1.1. Only the present general conditions will apply to any order, creation, sale and/or delivery of one or more services and/or productions and/or other works (hereinafter: “the Works”) agreed upon between the BV Pixel-Nexus, Dendermondsesteenweg 48-002, 9000 Gent, KBO: 0722.734.231 (hereinafter: “Pixel-Nexus”) and the client (hereinafter: “the Client”).
1.2. By placing an order, the Client confirms it has effectively read the present general conditions and accepts them unconditionally and completely. Any general or specific conditions used or sent by the Client will consequently not apply.
2.1. Any prices sent by Pixel-Nexus are net prices, excluding VAT. Prices are calculated based on the Client’s information and requests. Pixel-Nexus consequently reserves the right to change the price should the information and/or requests be incomplete and/or erroneous. Pixel-Nexus reserves the right to foresee a price margin in its quotes, which the Client accepts.
3.1. Pixel-Nexus will invest its best means to execute the order as agreed upon with the Client.
3.2. None of the delays mentioned by Pixel-Nexus regarding the execution and/or delivery of the Works are binding. Pixel-Nexus can consequently modify them at any given time. Should certain delays not be upheld by Pixel-Nexus, parties will agree on new delays, with no compensation whatsoever being due to the Client.
3.3. The Works will be made available to the Client online on a medium chosen by Pixel-Nexus.
3.4. Should the Client provide Pixel-Nexus with any material, of any nature whatsoever for that material to be integrated in the Works, the Client guarantees Pixel-Nexus that it has received all the required authorisations and owns all required rights thereto.
3.5. Pixel-Nexus remains the sole owner of any all copyright, software rights and related rights in the Works, but grants the Client a non-exclusive, perpetual and royalty-free license to use the Works, provided the Client has paid Pixel-Nexus’ invoices in full.
4.1. Pixel-Nexus’ invoices must be paid in full and in due time, without reduction nor payment terms.
4.2. The Client will not be allowed to compensate any of Pixel-Nexus’ invoices with any counterclaim it might have.
4.3. Should the Client have any complaint concerning a part of a detailed invoice, it will still be under the obligation to pay the remaining parts of that invoice.
4.4. Should the Client default in paying any of Pixel-Nexus’ invoices within the delays agreed upon, Pixel-Nexus will automatically be entitled to default interests of twelve percent (12 %) per year. Furthermore, a penalty of ten percent (10 %) will automatically apply to all outstanding invoices with a minimum of hundred twenty-five euros (125, - €). Any outstanding amounts will be immediately and completely due by the Client. Finally, Pixel-Nexus will have the right to suspend the execution of any orders until it has been paid in full.

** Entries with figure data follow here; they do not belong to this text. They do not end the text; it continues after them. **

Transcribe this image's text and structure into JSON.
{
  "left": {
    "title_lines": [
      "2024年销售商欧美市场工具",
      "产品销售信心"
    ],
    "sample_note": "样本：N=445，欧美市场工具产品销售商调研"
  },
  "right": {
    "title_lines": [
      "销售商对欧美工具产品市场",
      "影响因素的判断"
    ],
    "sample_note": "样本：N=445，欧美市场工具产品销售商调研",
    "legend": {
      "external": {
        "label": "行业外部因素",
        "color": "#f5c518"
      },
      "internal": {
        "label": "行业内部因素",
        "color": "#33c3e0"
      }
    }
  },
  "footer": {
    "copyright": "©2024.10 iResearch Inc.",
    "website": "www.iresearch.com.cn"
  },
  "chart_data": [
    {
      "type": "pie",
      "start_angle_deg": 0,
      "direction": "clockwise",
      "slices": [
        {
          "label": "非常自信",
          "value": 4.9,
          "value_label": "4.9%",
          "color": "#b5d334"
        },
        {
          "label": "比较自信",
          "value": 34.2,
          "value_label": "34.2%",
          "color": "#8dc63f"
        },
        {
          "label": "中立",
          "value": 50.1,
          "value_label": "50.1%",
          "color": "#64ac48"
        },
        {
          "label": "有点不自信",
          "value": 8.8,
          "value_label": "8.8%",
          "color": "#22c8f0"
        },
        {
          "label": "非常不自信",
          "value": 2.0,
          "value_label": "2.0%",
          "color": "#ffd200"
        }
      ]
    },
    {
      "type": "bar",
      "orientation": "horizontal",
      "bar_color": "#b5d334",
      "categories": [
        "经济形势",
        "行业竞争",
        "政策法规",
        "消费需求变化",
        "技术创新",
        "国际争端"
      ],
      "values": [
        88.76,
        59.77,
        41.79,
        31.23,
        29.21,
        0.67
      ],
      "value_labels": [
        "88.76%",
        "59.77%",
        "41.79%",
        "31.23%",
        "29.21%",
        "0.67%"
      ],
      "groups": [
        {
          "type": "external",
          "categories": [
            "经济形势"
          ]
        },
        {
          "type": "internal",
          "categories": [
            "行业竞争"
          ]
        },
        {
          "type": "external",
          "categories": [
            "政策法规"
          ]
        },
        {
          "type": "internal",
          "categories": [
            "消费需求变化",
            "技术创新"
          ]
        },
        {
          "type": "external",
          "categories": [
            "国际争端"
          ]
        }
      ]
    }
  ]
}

5.1. Any observations regarding the Works and/or any invoice must be detailed and motivated and sent in writing to Pixel-Nexus within ten days after the Works’ delivery and/or after the invoice has been sent. Should the Client refrain from making any observations within said delay, it will be considered to have accepted the Works and/or invoice unconditionally and definitely.
5.2. By using the Works in any way whatsoever the Client unconditionally and definitely accepts them.
6.1. Pixel-Nexus reserves the right to terminate all agreements between parties by sending a registered letter to that effect, should the Client be part of any bankruptcy proceedings and/or should it be in any similar situation prior to the full payment of the price parties agreed upon.
6.2. Except if expressly agreed upon in writing, Pixel-Nexus will not grant any exclusivity to the Client.
6.3. Pixel-Nexus cannot be held responsible for the use the Client and/or third parties will make of the Works. In general Pixel-Nexus’ responsibility for a project is limited to the invoice amounts for the related project.
6.4. Any employees, agents and other people mandated by the Client are presumed to act on the latter’s behalf.
6.5. Should a case of force majeure arise, (temporarily) preventing Pixel-Nexus from executing all or part of its obligations, the latter will have the right to suspend the execution of the agreement, without any compensation being due to the Client. The Client will remain under the obligation to pay the due price for the (part of the) Works which it has already received.
6.6. Should any article of the present general conditions be considered null and void, this will have no effect whatsoever on the other articles thereof, which will continue to bind parties.
6.7. Any changes to the present conditions must be confirmed expressly and in writing.
6.8. Any orders and agreements shall be subject to and governed by the laws of Belgium.
6.9. Any disputes arising from the application, interpretation and/or termination of any order and/or agreement and/or the present conditions shall be submitted to the Courts and Appeal Courts of Ghent.